Por sua vez, o grupo Cevital já
demonstrou interesse em companhias do setor, como a Usina São Fernando,
da família do empresário José Carlos Bumlai e que está em recuperação
judicial. A companhia argelina é dona da maior refinaria de açúcar do
mundo e atua em diversos segmentos do agronegócio, da indústria e do
setor automotivo em vários países da Ásia e da Europa. Procurado, o
representante do Cevital no Brasil preferiu não comentar.
Esse
apetite, porém, não é unânime. A Cofco Agri, controlada pela estatal
chinesa Cofco e que já tem quatro usinas em São Paulo, chegou a
prospectar negócios no ano passado, inclusive com a Renuka, mas desistiu
do negócio. Ao Valor, Marcelo Andrade, presidente global de açúcar da
Cofco Agri, disse que a empresa está focada em preencher com cana a
capacidade de suas usinas e que os preços atuais de venda dos ativos
estão "fora da realidade".
As mesmas usinas também estão sendo
cortejadas por fundos de investimento. O Proterra Investments Partners e
o Castlelake já assinaram acordo de confidencialidade para acessar a
base de dados a respeito da usina Madhu, o que significa que eles têm
interesse em dar lance no leilão, embora não seja uma garantia de que
isso ocorra.
O Proterra já fez sua primeira incursão no segmento em
2016, quando assumiu o Grupo Ruette, após a gestora de recursos Black
River acertar a aquisição em 2015. Já a entrada do Castlelake seria uma
novidade para o setor. Procurado, o Proterra não quis se manifestar,
enquanto representantes do Castlelake não retornaram os pedidos de
entrevista.
A brasileira RK Partners, que tem uma joint venture com a
Cerberus Capital Management (uma das maiores gestoras de private equity
do mundo) especializada em negócios com ativos "distressed"

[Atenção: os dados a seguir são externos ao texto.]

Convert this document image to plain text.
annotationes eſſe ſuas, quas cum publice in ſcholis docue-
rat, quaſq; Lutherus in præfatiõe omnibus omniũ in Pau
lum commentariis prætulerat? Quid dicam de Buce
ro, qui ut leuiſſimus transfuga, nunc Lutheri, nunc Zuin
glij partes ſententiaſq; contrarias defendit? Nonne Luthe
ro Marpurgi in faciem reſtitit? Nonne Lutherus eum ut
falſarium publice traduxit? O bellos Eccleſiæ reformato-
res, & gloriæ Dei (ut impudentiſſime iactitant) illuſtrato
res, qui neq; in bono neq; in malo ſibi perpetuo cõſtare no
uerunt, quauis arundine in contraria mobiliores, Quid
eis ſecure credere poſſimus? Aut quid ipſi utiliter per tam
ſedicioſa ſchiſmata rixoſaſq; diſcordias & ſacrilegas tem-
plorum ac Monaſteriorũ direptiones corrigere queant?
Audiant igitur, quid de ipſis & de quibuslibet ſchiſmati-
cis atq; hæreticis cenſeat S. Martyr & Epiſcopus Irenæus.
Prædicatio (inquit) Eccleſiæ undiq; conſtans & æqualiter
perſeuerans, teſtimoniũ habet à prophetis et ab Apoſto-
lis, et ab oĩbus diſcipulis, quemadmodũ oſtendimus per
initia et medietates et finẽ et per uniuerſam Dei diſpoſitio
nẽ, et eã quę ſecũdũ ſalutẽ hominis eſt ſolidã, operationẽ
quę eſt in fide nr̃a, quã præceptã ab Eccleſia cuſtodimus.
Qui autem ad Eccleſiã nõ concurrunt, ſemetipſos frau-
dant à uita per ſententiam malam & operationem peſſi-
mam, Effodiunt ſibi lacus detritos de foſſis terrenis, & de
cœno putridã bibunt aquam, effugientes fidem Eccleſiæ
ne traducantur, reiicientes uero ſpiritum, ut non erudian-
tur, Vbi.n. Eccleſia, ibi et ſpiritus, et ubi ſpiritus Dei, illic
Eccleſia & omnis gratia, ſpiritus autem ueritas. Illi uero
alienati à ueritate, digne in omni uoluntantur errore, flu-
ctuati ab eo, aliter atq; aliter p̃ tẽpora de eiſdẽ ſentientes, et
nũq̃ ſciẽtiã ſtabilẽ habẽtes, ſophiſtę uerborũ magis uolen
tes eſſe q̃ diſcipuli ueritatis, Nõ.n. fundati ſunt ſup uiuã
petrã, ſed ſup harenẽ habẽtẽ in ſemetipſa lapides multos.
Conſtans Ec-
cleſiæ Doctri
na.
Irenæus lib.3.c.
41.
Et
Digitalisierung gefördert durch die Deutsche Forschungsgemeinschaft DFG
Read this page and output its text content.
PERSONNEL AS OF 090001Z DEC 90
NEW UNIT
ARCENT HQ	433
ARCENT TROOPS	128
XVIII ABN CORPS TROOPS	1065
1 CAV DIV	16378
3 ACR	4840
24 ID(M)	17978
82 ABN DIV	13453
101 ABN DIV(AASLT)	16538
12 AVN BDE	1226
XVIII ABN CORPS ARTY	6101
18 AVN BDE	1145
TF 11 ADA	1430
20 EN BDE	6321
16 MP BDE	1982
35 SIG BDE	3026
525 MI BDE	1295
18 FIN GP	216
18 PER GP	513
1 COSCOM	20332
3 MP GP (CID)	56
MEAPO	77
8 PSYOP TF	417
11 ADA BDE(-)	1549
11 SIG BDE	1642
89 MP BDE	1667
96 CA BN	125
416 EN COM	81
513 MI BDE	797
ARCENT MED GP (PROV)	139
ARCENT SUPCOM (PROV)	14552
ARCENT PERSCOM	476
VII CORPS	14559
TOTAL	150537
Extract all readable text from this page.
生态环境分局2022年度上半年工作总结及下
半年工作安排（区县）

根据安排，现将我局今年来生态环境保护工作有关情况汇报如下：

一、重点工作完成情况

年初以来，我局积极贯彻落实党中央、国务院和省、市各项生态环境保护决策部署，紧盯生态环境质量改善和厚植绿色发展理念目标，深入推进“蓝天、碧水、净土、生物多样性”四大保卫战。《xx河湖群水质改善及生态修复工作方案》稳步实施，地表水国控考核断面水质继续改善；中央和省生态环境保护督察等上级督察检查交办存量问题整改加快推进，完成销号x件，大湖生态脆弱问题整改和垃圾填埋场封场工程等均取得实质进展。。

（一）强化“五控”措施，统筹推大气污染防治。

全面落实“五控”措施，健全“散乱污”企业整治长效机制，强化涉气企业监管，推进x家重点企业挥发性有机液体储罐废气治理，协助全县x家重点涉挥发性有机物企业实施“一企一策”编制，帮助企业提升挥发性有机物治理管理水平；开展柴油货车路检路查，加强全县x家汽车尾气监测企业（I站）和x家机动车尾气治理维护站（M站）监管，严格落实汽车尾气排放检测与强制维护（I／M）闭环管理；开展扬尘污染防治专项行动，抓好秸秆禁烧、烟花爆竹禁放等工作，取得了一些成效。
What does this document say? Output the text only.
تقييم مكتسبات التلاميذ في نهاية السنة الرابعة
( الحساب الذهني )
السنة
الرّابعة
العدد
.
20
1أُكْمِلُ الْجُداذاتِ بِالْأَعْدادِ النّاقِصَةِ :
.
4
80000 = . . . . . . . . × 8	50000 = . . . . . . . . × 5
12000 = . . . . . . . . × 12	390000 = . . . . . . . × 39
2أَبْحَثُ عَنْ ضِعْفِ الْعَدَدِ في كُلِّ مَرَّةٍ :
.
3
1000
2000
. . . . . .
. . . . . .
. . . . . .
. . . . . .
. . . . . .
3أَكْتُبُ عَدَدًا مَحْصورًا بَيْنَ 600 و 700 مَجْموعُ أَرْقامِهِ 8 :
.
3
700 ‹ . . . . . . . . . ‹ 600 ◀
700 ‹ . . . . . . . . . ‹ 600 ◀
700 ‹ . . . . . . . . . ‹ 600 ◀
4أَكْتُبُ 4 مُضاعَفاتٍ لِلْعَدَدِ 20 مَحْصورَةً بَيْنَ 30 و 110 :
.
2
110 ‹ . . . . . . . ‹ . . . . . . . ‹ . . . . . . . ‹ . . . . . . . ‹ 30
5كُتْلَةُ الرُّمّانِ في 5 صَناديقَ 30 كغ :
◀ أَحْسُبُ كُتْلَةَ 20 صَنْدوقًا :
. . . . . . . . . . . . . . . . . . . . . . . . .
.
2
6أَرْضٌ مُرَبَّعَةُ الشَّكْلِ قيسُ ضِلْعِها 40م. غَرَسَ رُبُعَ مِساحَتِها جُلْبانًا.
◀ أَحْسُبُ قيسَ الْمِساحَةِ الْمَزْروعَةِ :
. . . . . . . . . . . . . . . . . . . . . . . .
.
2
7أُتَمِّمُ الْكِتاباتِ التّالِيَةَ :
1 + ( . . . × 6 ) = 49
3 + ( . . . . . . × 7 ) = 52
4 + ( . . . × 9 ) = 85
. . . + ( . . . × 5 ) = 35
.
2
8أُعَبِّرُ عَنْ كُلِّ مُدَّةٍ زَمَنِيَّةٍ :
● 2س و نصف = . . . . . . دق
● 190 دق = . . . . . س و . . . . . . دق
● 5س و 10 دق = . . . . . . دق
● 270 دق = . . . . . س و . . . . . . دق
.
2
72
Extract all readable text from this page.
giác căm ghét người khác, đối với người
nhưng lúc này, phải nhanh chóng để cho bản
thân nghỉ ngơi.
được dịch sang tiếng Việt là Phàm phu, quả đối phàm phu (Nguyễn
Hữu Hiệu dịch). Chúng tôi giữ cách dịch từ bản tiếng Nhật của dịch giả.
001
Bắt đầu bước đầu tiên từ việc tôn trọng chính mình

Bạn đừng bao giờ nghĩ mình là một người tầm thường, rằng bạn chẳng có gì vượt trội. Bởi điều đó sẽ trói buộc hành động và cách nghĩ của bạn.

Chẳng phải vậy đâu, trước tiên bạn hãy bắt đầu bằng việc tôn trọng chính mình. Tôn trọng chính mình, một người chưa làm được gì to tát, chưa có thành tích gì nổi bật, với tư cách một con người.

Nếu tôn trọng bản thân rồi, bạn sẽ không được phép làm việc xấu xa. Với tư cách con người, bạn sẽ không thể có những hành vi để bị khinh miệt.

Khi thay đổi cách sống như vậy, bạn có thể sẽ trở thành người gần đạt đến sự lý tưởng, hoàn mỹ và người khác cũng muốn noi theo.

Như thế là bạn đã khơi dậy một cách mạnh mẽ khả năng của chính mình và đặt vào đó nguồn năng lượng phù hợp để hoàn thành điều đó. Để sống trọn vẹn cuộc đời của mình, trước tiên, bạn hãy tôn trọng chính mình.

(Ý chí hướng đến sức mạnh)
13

(depreciados), entrou em contato com representantes da Renuka para
avaliar uma possível aquisição de ativos.
O Amerra é outro fundo que
desde 2016 tem indicado interesse em aquisição no Brasil. O alvo é a
Usina São Fernando. Contudo, as tratativas encontraram uma barreira
desde que o Tribunal de Justiça de Mato Grosso do Sul (TJMS) suspendeu a
assembleia de credores da usina.
Preço dos ativos é fator de atração
O interesse de novos investidores em usinas sucroalcooleiras do país pode levar a um aumento nas operações de fusão e aquisição no setor
neste ano em relação a 2016, mas a falta de oferta de cana-de-açúcar,
decorrente dos baixos investimentos nas lavouras nos últimos anos, pode
limitar o valor das transações.
‘Há uns cinco ou seis negócios para sair neste ano’, avalia Luis
Felipe Trindade, diretor de finanças corporativas da consultoria
Czarnikow.
A persistência das dificuldades financeiras de algumas usinas tornou
seus ativos ‘baratos’ para potenciais interessados, principalmente
diante da falta de investimentos para expandir a capacidade de produção
no mundo, em um mercado em que a demanda cresce a um ritmo constante de
1% a 2% ao ano.
No ano passado, o valor dos ativos negociados foi bem menor do que no
‘boom’ do início da década. Estudo realizado a pedido do Valor pela
consultoria EXM Partners indica que o valor das aquisições fechadas em
2016 por tonelada de cana que a usina é capaz de moer ficou entre R$
62,70 e R$ 229,49, ou US$ 19,10 a US$ 67,90.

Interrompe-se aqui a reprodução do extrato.